South Africa has so many problems, with the coronavirus the latest crisis to add to our recession woes, that I’m sure many people sometimes feel overwhelmed. So when I tell you that more than R100m is estimated to be lost to the fiscus every day due to illicit trade in goods, the intention is not to tip you over into full despair and to give up on the country.
Similarly, don’t despair at the slow pace of prosecutions coming out of the National Prosecuting Authority (NPA). The important message is that tackling each challenge in a methodical, sensible manner is the way to overcome each one. And strong moves are afoot to tackle all facets of crime in SA.
Given the pressing need to address government over-expenditure and social welfare needs, it was not too surprising that finance minister Tito Mboweni’s allocation of an additional R2.4bn to the NPA, the Special Investigating Unit and the Directorate for Priority Crime Investigation went almost unnoticed.
The increase is important for many reasons. I’ve been a strong advocate for consequences for the criminal behaviour that took place during state capture. I’ve shared the frustration of many that we are not seeing the arrests and prosecutions we know should be happening. But the ruin of the NPA was a big part of the strategy of the architects of state capture and it is taking time to repair it.
The extra budget allocation will be a big help.
Of the R2.4bn, R1.8bn is going to help the NPA increase its compensation budget and improve capacity in asset forfeiture and specialised commercial crime units, among others. These are critical functions needed to tackle not just the egregious theft of public resources by those working for the state, but also corruption in the private sector, such as the Steinhoff and VBS Mutual Bank sagas.
I am confident that while it may take longer than all of us would like, national director of public prosecutions Shamila Batohi, NPA investigative directorate head Hermione Cronje and the rest of their teams will bring the culprits of state capture to court.
Cronje explained to parliament’s justice and correctional services committee last week why prosecutions are taking so long. She said critical issues needed to be solved first, such as building the directorate’s cyber capability and data analytics capacity to establish evidence. “There are no quick fixes, no short cuts,” she emphasised. On top of that, Batohi explained that there was so much corruption across the government, including at municipal level and in state-owned enterprises, that it was necessary to prioritise.
Confronting malfeasance in the private sector is every bit as important as confronting it in the public sector — and it is this area where we as a country are perhaps lacking. The history of prosecuting criminal behaviour by the private sector is not a proud one. Tigon’s Gary Porritt, for example, has still not faced consequences 14 years after his company collapsed, owing investors millions.
The SA Revenue Service (Sars) has implemented measures within the tobacco industry to tackle illicit trade and there have been improvements in the amounts declared.

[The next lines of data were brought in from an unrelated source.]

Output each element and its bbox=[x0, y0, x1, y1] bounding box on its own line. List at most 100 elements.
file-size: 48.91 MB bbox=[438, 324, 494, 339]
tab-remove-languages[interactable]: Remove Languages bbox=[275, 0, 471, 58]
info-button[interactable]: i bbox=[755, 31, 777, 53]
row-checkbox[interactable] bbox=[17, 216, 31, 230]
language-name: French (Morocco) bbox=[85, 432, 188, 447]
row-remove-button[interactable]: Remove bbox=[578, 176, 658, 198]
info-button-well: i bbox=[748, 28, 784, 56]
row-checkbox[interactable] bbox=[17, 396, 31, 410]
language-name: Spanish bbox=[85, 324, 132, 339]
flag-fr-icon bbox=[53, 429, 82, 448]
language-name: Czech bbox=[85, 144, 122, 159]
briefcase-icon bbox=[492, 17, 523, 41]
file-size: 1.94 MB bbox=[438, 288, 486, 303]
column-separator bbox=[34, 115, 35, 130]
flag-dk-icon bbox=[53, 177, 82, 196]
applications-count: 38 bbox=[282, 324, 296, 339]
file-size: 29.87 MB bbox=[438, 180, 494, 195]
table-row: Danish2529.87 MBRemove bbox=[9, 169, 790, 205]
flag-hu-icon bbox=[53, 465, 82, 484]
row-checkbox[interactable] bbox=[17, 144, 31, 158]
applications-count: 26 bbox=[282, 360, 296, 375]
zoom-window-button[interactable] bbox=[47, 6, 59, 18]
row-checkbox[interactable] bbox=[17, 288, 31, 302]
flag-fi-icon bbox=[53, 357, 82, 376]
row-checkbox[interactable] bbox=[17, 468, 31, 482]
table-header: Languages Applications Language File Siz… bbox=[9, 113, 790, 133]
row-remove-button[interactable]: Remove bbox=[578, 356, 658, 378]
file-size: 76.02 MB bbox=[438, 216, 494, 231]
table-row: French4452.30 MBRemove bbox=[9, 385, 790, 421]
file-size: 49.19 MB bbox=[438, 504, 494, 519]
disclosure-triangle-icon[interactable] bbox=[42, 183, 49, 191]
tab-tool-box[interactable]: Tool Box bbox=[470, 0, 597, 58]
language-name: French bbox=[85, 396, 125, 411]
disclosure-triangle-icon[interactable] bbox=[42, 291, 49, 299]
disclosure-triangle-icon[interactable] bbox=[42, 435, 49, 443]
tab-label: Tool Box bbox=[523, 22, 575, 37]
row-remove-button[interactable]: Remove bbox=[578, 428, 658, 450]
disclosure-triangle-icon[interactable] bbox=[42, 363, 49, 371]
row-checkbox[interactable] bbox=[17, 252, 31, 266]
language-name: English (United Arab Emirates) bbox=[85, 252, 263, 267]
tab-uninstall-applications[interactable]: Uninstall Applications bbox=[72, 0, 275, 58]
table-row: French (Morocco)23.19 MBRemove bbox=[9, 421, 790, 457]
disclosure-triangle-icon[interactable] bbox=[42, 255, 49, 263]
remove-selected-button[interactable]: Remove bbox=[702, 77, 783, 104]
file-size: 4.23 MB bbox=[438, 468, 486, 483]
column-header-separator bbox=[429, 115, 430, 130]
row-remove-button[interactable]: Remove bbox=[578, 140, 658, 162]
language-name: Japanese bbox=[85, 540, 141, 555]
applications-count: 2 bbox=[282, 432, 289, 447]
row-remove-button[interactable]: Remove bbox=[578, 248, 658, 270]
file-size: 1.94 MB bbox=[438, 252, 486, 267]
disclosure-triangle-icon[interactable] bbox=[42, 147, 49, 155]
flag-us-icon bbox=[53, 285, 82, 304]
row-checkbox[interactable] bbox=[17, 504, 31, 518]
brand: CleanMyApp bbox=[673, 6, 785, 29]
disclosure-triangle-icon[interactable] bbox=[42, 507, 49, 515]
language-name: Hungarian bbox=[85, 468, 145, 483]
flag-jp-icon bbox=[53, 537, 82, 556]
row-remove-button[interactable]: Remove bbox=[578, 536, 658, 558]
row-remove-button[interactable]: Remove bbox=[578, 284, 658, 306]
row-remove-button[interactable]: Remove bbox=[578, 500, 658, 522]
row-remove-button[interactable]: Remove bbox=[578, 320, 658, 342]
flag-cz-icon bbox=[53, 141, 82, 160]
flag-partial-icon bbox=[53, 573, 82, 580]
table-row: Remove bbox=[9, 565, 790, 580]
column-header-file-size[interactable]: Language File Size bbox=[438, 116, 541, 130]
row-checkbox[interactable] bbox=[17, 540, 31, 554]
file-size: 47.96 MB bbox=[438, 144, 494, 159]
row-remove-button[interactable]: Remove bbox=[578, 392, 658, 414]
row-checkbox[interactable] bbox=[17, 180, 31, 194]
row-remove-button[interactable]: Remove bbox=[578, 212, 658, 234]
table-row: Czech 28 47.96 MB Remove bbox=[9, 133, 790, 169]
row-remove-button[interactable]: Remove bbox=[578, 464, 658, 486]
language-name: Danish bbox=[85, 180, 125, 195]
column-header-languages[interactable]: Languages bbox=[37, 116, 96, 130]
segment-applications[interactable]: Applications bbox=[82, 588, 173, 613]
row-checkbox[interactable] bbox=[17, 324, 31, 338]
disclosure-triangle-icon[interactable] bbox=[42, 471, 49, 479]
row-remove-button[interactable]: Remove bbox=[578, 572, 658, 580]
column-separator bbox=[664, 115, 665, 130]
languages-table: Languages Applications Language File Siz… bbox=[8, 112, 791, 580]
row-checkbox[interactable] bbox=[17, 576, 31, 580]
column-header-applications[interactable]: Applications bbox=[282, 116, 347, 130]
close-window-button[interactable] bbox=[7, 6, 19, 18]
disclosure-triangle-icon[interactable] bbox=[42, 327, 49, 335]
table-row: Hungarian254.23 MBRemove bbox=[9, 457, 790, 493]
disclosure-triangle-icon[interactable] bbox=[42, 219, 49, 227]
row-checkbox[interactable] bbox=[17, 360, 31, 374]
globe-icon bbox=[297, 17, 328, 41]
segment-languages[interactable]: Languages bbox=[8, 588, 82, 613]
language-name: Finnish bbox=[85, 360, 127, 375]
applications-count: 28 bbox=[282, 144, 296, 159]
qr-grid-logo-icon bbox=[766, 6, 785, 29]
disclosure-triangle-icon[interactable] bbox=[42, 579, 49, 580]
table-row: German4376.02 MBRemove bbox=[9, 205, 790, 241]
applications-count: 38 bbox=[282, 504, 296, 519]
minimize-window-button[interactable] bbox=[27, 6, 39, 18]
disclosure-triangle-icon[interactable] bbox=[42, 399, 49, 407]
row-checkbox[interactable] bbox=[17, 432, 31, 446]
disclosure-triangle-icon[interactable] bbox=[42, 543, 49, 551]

However, what we have seen is that crime patterns move: once you address one modus operandi of committing crimes, a different one pops up. The government needs to be flexible to respond to changing crime patterns.
Business Leadership SA, under the auspices of Business Against Crime SA (Bacsa), is driving interventions to reduce illegal vehicle imports. Actions undertaken include the training of customs and police officials and improving public awareness and education.
This illicit trade is not solely a state or business problem. It is a national problem and there is absolutely no way Sars can achieve the necessary results on its own. We are going to have to get citizens, in particular the buyers of this merchandise, educated about the impact of this illicit trade, as it directly affects their employment opportunities.
Bacsa is also acting to address wider criminal issues that directly affect the security of citizens through the Eyes and Ears Initiative (E2), an official joint crime-fighting initiative with the police and the private security industry.
The important part of this initiative, which has already been launched in the Western Cape and Gauteng, is that it draws in the wide geographical footprint of the private security industry. The main goals are to share information and enhance response times to crimes, but there is a host of other benefits from pooling resources in a noncompetitive manner.
As slowly as they seem to be turning, the wheels of justice are grinding inexorably onwards.
As big Business we are working tirelessly to stem the rising tide of crime, and it is for this reason that under the auspices of BACSA, we will be holding anti-corruption dialogues titled: Cost of illicit trade on the Fiscus, with the first event taking place in Johannesburg on the 10 March 2020 and the other in Cape Town on the 17 March 2020.